The American actor William Marshall performed the title role in at least six productions. His Othello was called by Harold Hobson of the London Sunday Times "the best Othello of our time," continuing: "nobler than Tearle, more martial than Gielgud, more poetic than Valk. From his first entry, slender and magnificently tall, framed in a high Byzantine arch, clad in white samite, mystic, wonderful, a figure of Arabian romance and grace, to his last plunging of the knife into his stomach, Mr Marshall rode without faltering the play's enormous rhetoric, and at the end the house rose to him." Marshall also played Othello in a jazz musical version, Catch My Soul, with Jerry Lee Lewis as Iago, in Los Angeles in 1968. His Othello was captured on record in 1964 with Jay Robinson as Iago and on video in 1981 with Ron Moody as Iago. The 1982 Broadway staging starred James Earl Jones as Othello and Christopher Plummer as Iago.

When Laurence Olivier gave his acclaimed performance of Othello at the Royal National Theatre (UK) in 1964, he had developed a case of stage fright that was so profound that when he was alone onstage, Frank Finlay (who was playing Iago) would have to stand offstage where Olivier could see him to settle his nerves. This performance was recorded complete on LP, and filmed by popular demand in 1965 (according to a biography of Olivier, tickets for the stage production were notoriously hard to get). The film version still holds the record for the most Oscar nominations for acting ever given to a Shakespeare film - Olivier, Finlay, Maggie Smith (as Desdemona) and Joyce Redman (as Emilia, Iago's wife) were all nominated for Academy Awards.

Actors have alternated the roles of Iago and Othello in productions to stir audience interest since the nineteenth century. Two of the most notable examples of this role swap were William Charles Macready and Samuel Phelps at Drury Lane (1837) and Richard Burton and John Neville at the Old Vic Theatre (1955).
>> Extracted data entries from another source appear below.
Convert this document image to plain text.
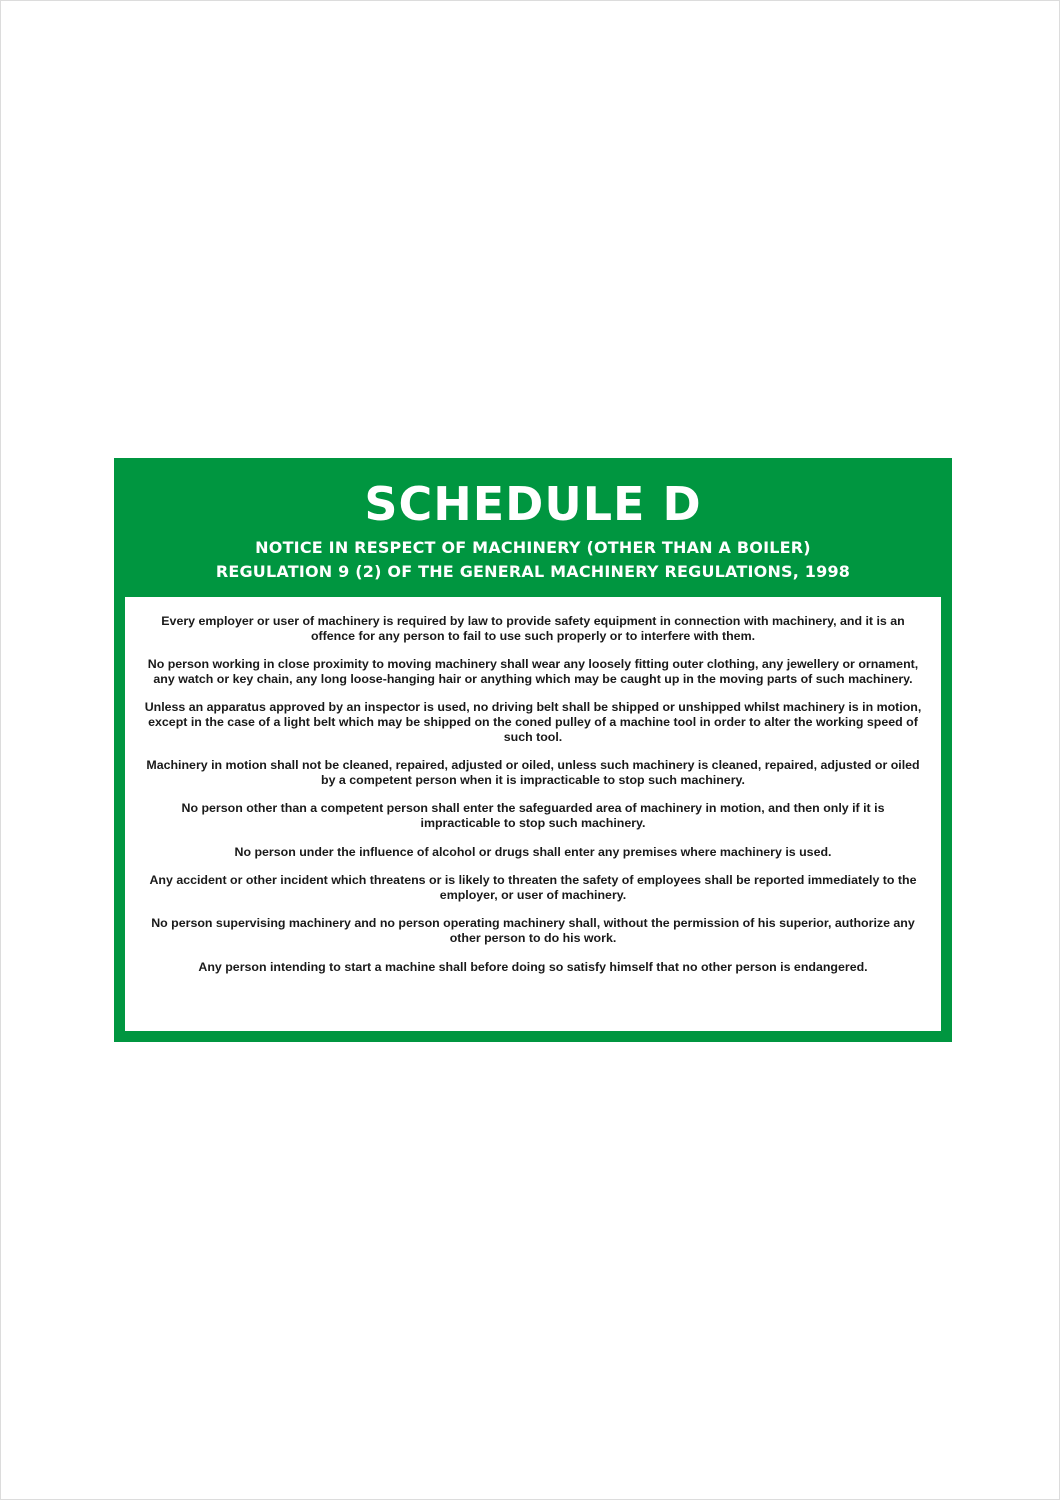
SCHEDULE D
NOTICE IN RESPECT OF MACHINERY (OTHER THAN A BOILER)
REGULATION 9 (2) OF THE GENERAL MACHINERY REGULATIONS, 1998

Every employer or user of machinery is required by law to provide safety equipment in connection with machinery, and it is an offence for any person to fail to use such properly or to interfere with them.

No person working in close proximity to moving machinery shall wear any loosely fitting outer clothing, any jewellery or ornament, any watch or key chain, any long loose-hanging hair or anything which may be caught up in the moving parts of such machinery.

Unless an apparatus approved by an inspector is used, no driving belt shall be shipped or unshipped whilst machinery is in motion, except in the case of a light belt which may be shipped on the coned pulley of a machine tool in order to alter the working speed of such tool.

Machinery in motion shall not be cleaned, repaired, adjusted or oiled, unless such machinery is cleaned, repaired, adjusted or oiled by a competent person when it is impracticable to stop such machinery.

No person other than a competent person shall enter the safeguarded area of machinery in motion, and then only if it is impracticable to stop such machinery.

No person under the influence of alcohol or drugs shall enter any premises where machinery is used.

Any accident or other incident which threatens or is likely to threaten the safety of employees shall be reported immediately to the employer, or user of machinery.

No person supervising machinery and no person operating machinery shall, without the permission of his superior, authorize any other person to do his work.

Any person intending to start a machine shall before doing so satisfy himself that no other person is endangered.
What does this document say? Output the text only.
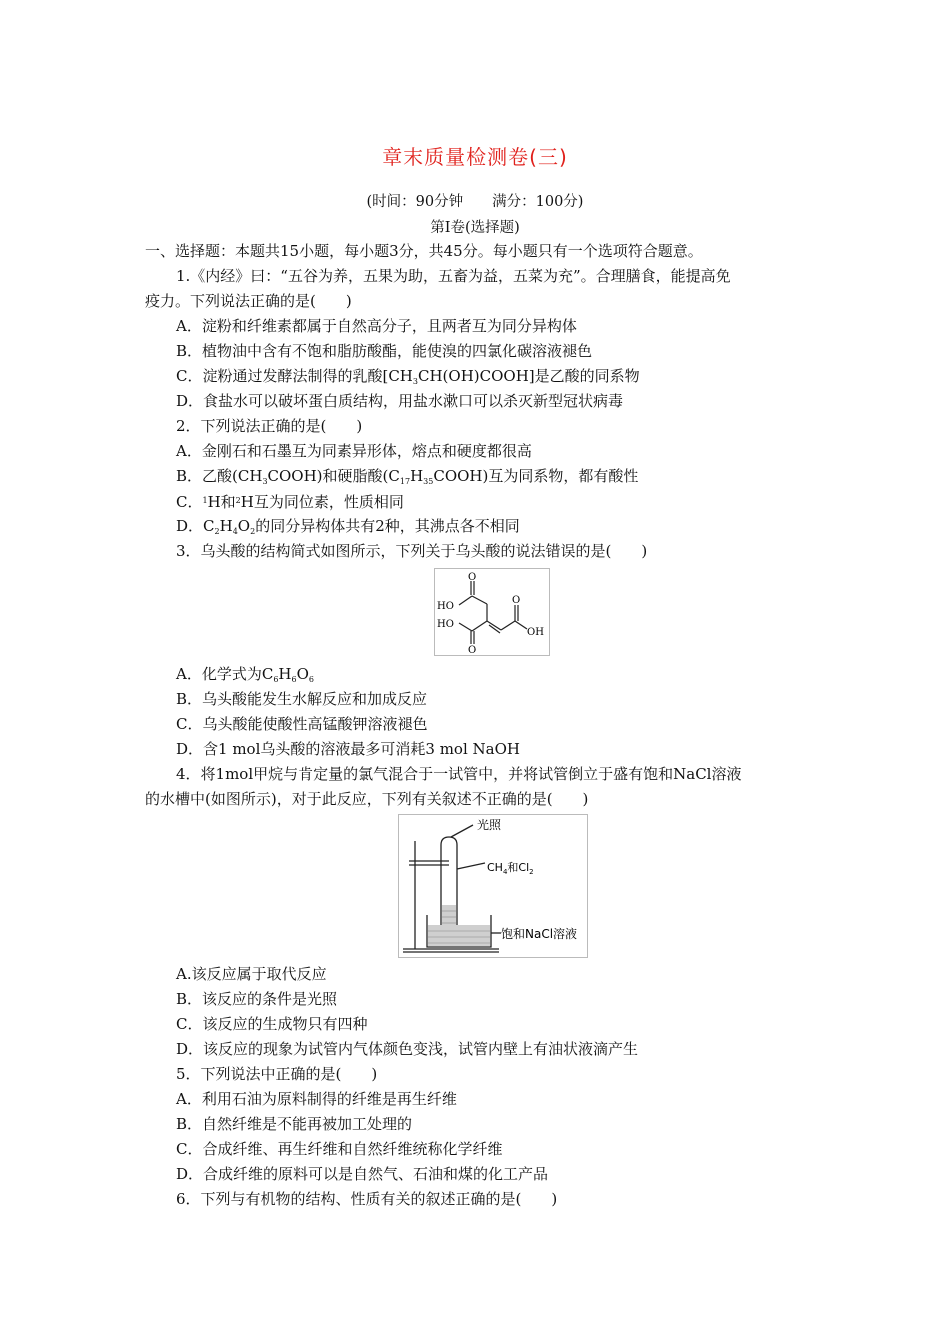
章末质量检测卷(三)
(时间：90分钟　　满分：100分)
第Ⅰ卷(选择题)
一、选择题：本题共15小题，每小题3分，共45分。每小题只有一个选项符合题意。
1.《内经》曰：“五谷为养，五果为助，五畜为益，五菜为充”。合理膳食，能提高免
疫力。下列说法正确的是(　　)
A．淀粉和纤维素都属于自然高分子，且两者互为同分异构体
B．植物油中含有不饱和脂肪酸酯，能使溴的四氯化碳溶液褪色
C．淀粉通过发酵法制得的乳酸$[CH_3CH(OH)COOH]$是乙酸的同系物
D．食盐水可以破坏蛋白质结构，用盐水漱口可以杀灭新型冠状病毒
2．下列说法正确的是(　　)
A．金刚石和石墨互为同素异形体，熔点和硬度都很高
B．乙酸$(CH_3COOH)$和硬脂酸$(C_{17}H_{35}COOH)$互为同系物，都有酸性
C．$^1$H和$^2$H互为同位素，性质相同
D．$C_2H_4O_2$的同分异构体共有2种，其沸点各不相同
3．乌头酸的结构简式如图所示，下列关于乌头酸的说法错误的是(　　)
O
HO
HO
O
O
OH
A．化学式为$C_6H_6O_6$
B．乌头酸能发生水解反应和加成反应
C．乌头酸能使酸性高锰酸钾溶液褪色
D．含1 mol乌头酸的溶液最多可消耗3 mol NaOH
4．将1mol甲烷与肯定量的氯气混合于一试管中，并将试管倒立于盛有饱和NaCl溶液
的水槽中(如图所示)，对于此反应，下列有关叙述不正确的是(　　)
光照
$CH_4$和$Cl_2$
饱和NaCl溶液
A.该反应属于取代反应
B．该反应的条件是光照
C．该反应的生成物只有四种
D．该反应的现象为试管内气体颜色变浅，试管内壁上有油状液滴产生
5．下列说法中正确的是(　　)
A．利用石油为原料制得的纤维是再生纤维
B．自然纤维是不能再被加工处理的
C．合成纤维、再生纤维和自然纤维统称化学纤维
D．合成纤维的原料可以是自然气、石油和煤的化工产品
6．下列与有机物的结构、性质有关的叙述正确的是(　　)
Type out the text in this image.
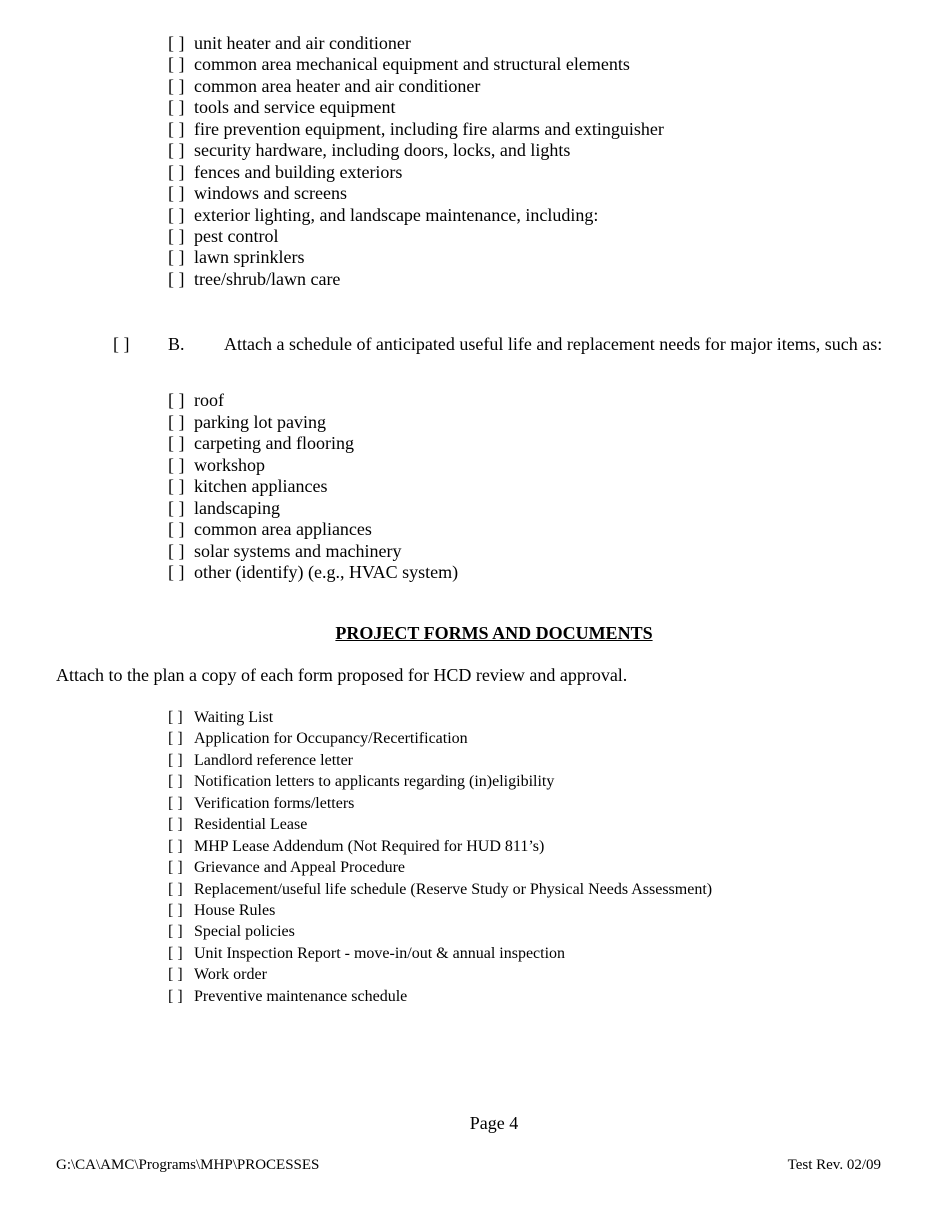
[ ] unit heater and air conditioner
[ ] common area mechanical equipment and structural elements
[ ] common area heater and air conditioner
[ ] tools and service equipment
[ ] fire prevention equipment, including fire alarms and extinguisher
[ ] security hardware, including doors, locks, and lights
[ ] fences and building exteriors
[ ] windows and screens
[ ] exterior lighting, and landscape maintenance, including:
[ ] pest control
[ ] lawn sprinklers
[ ] tree/shrub/lawn care
[ ] B. Attach a schedule of anticipated useful life and replacement needs for major items, such as:
[ ] roof
[ ] parking lot paving
[ ] carpeting and flooring
[ ] workshop
[ ] kitchen appliances
[ ] landscaping
[ ] common area appliances
[ ] solar systems and machinery
[ ] other (identify) (e.g., HVAC system)
PROJECT FORMS AND DOCUMENTS
Attach to the plan a copy of each form proposed for HCD review and approval.
[ ] Waiting List
[ ] Application for Occupancy/Recertification
[ ] Landlord reference letter
[ ] Notification letters to applicants regarding (in)eligibility
[ ] Verification forms/letters
[ ] Residential Lease
[ ] MHP Lease Addendum (Not Required for HUD 811’s)
[ ] Grievance and Appeal Procedure
[ ] Replacement/useful life schedule (Reserve Study or Physical Needs Assessment)
[ ] House Rules
[ ] Special policies
[ ] Unit Inspection Report - move-in/out & annual inspection
[ ] Work order
[ ] Preventive maintenance schedule
Page 4
G:\CA\AMC\Programs\MHP\PROCESSES	Test Rev. 02/09
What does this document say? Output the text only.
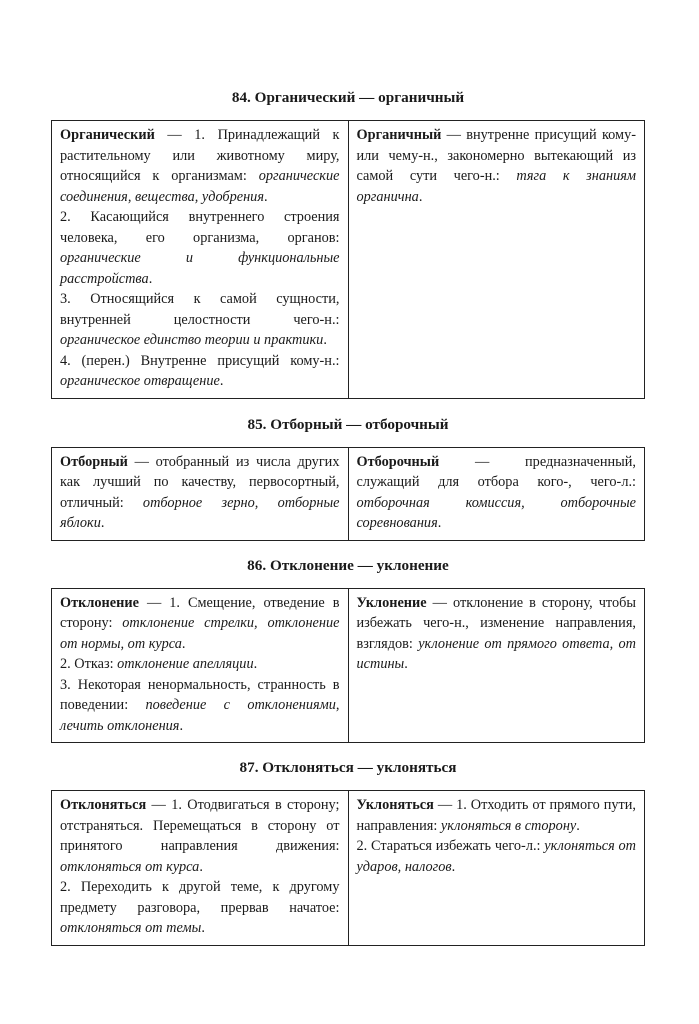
84. Органический — органичный
Органический — 1. Принадлежащий к растительному или животному миру, относящийся к организмам: органические соединения, вещества, удобрения.
2. Касающийся внутреннего строения человека, его организма, органов: органические и функциональные расстройства.
3. Относящийся к самой сущности, внутренней целостности чего-н.: органическое единство теории и практики.
4. (перен.) Внутренне присущий кому-н.: органическое отвращение.

Органичный — внутренне присущий кому- или чему-н., закономерно вытекающий из самой сути чего-н.: тяга к знаниям органична.
85. Отборный — отборочный
Отборный — отобранный из числа других как лучший по качеству, первосортный, отличный: отборное зерно, отборные яблоки.

Отборочный — предназначенный, служащий для отбора кого-, чего-л.: отборочная комиссия, отборочные соревнования.
86. Отклонение — уклонение
Отклонение — 1. Смещение, отведение в сторону: отклонение стрелки, отклонение от нормы, от курса.
2. Отказ: отклонение апелляции.
3. Некоторая ненормальность, странность в поведении: поведение с отклонениями, лечить отклонения.

Уклонение — отклонение в сторону, чтобы избежать чего-н., изменение направления, взглядов: уклонение от прямого ответа, от истины.
87. Отклоняться — уклоняться
Отклоняться — 1. Отодвигаться в сторону; отстраняться. Перемещаться в сторону от принятого направления движения: отклоняться от курса.
2. Переходить к другой теме, к другому предмету разговора, прервав начатое: отклоняться от темы.

Уклоняться — 1. Отходить от прямого пути, направления: уклоняться в сторону.
2. Стараться избежать чего-л.: уклоняться от ударов, налогов.
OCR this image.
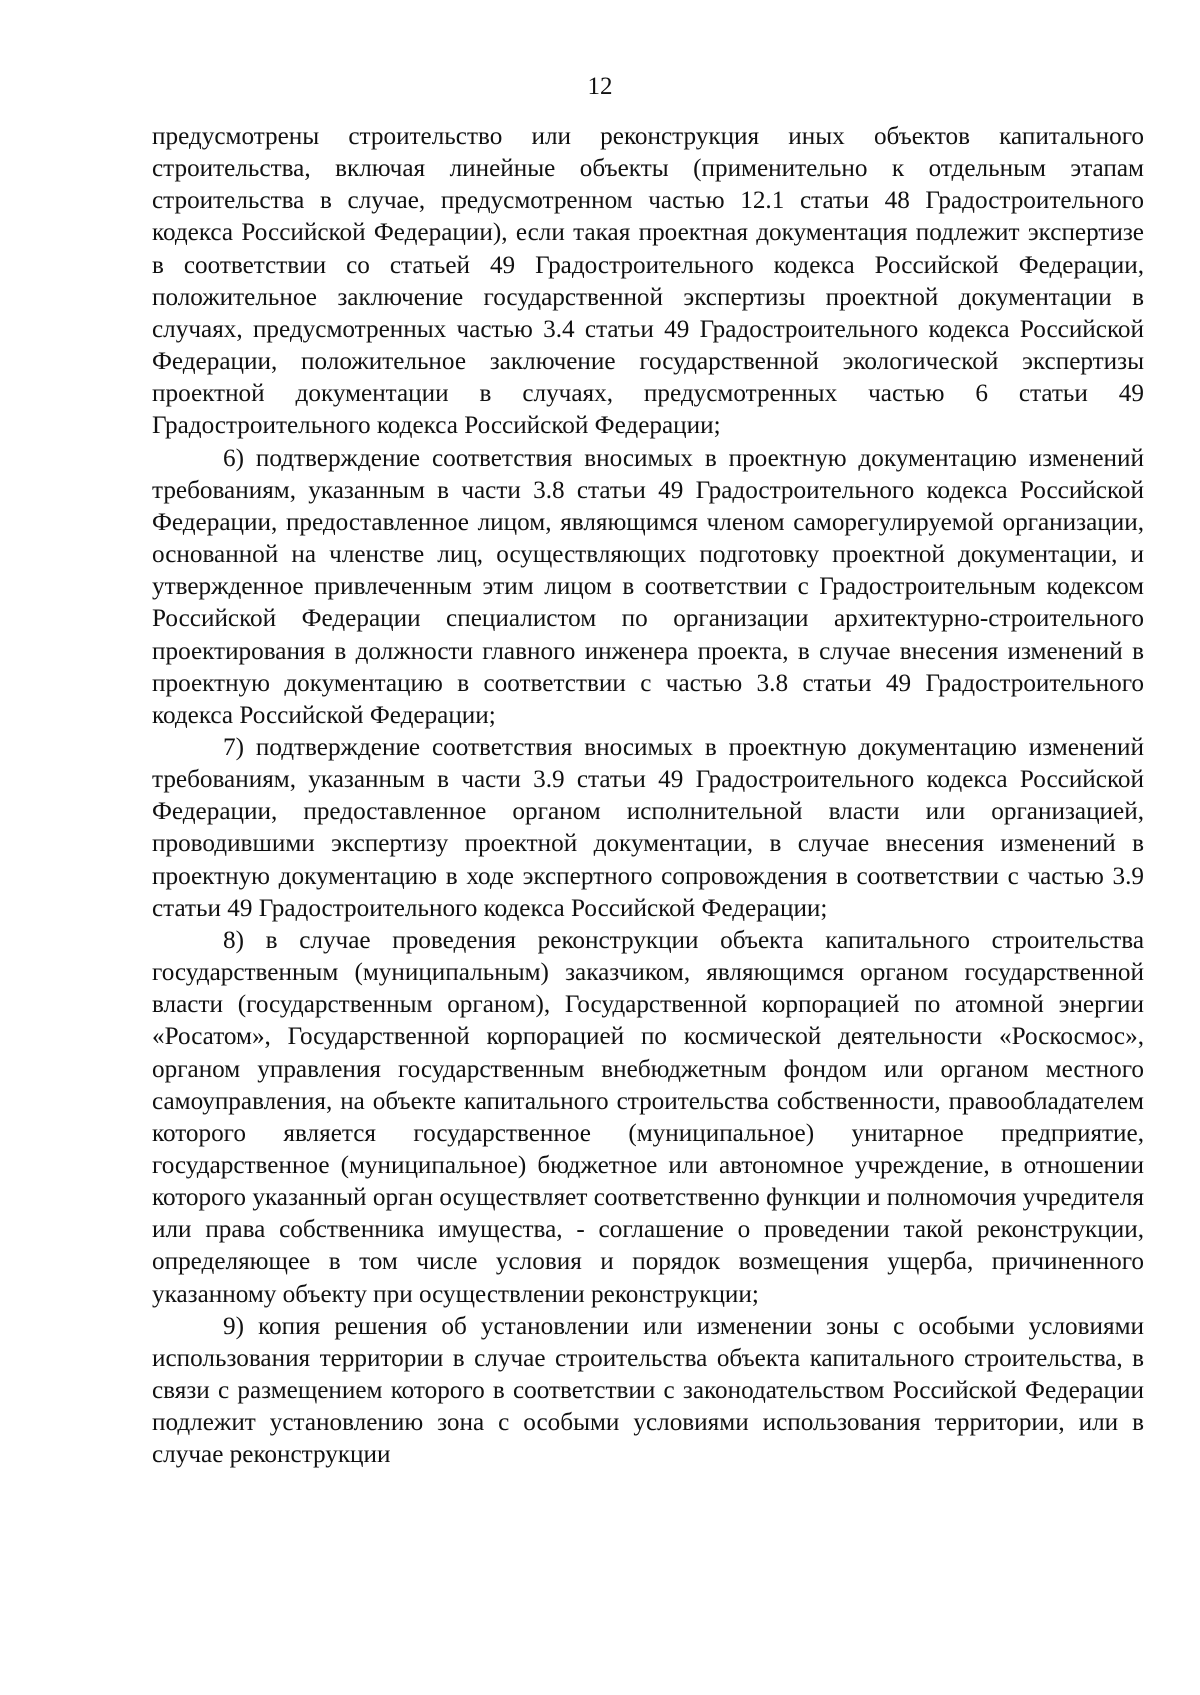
12

предусмотрены строительство или реконструкция иных объектов капитального строительства, включая линейные объекты (применительно к отдельным этапам строительства в случае, предусмотренном частью 12.1 статьи 48 Градостроительного кодекса Российской Федерации), если такая проектная документация подлежит экспертизе в соответствии со статьей 49 Градостроительного кодекса Российской Федерации, положительное заключение государственной экспертизы проектной документации в случаях, предусмотренных частью 3.4 статьи 49 Градостроительного кодекса Российской Федерации, положительное заключение государственной экологической экспертизы проектной документации в случаях, предусмотренных частью 6 статьи 49 Градостроительного кодекса Российской Федерации;

6) подтверждение соответствия вносимых в проектную документацию изменений требованиям, указанным в части 3.8 статьи 49 Градостроительного кодекса Российской Федерации, предоставленное лицом, являющимся членом саморегулируемой организации, основанной на членстве лиц, осуществляющих подготовку проектной документации, и утвержденное привлеченным этим лицом в соответствии с Градостроительным кодексом Российской Федерации специалистом по организации архитектурно-строительного проектирования в должности главного инженера проекта, в случае внесения изменений в проектную документацию в соответствии с частью 3.8 статьи 49 Градостроительного кодекса Российской Федерации;

7) подтверждение соответствия вносимых в проектную документацию изменений требованиям, указанным в части 3.9 статьи 49 Градостроительного кодекса Российской Федерации, предоставленное органом исполнительной власти или организацией, проводившими экспертизу проектной документации, в случае внесения изменений в проектную документацию в ходе экспертного сопровождения в соответствии с частью 3.9 статьи 49 Градостроительного кодекса Российской Федерации;

8) в случае проведения реконструкции объекта капитального строительства государственным (муниципальным) заказчиком, являющимся органом государственной власти (государственным органом), Государственной корпорацией по атомной энергии «Росатом», Государственной корпорацией по космической деятельности «Роскосмос», органом управления государственным внебюджетным фондом или органом местного самоуправления, на объекте капитального строительства собственности, правообладателем которого является государственное (муниципальное) унитарное предприятие, государственное (муниципальное) бюджетное или автономное учреждение, в отношении которого указанный орган осуществляет соответственно функции и полномочия учредителя или права собственника имущества, - соглашение о проведении такой реконструкции, определяющее в том числе условия и порядок возмещения ущерба, причиненного указанному объекту при осуществлении реконструкции;

9) копия решения об установлении или изменении зоны с особыми условиями использования территории в случае строительства объекта капитального строительства, в связи с размещением которого в соответствии с законодательством Российской Федерации подлежит установлению зона с особыми условиями использования территории, или в случае реконструкции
When Edwin Booth's tour of England in 1880 was not well attended, Henry Irving invited Booth to alternate the roles of Othello and Iago with him in London. The stunt renewed interest in Booth's tour. James O'Neill also alternated the roles of Othello and Iago with Booth.

White actors have continued to take the role. These include British performers Paul Scofield at the Royal National Theatre in 1980, Anthony Hopkins in the BBC Shakespeare television production (1981), and Michael Gambon in a stage production at Scarborough directed by Alan Ayckbourn in 1990. In 1997, Patrick Stewart took the role with the Shakespeare Theatre Company (Washington, D.C.) in a race-bending performance, in a "photo negative" production of a white Othello with an otherwise all-black cast. Stewart had wanted to play the title role since the age of 14, so he and director Jude Kelly inverted the play so Othello became a comment on a white man entering a black society. Two Indian adaptations of Othello has been released. In 1997, Kaliyattam the Malayalam film adaptation starred Suresh Gopi playing the Othello part in the role of Kannan Perumalayan. In 2006, Omkara (2006 film), the Bollywood version of Othello, Othello née Omkara 'Omi' Shukla was played by Ajay Devgan.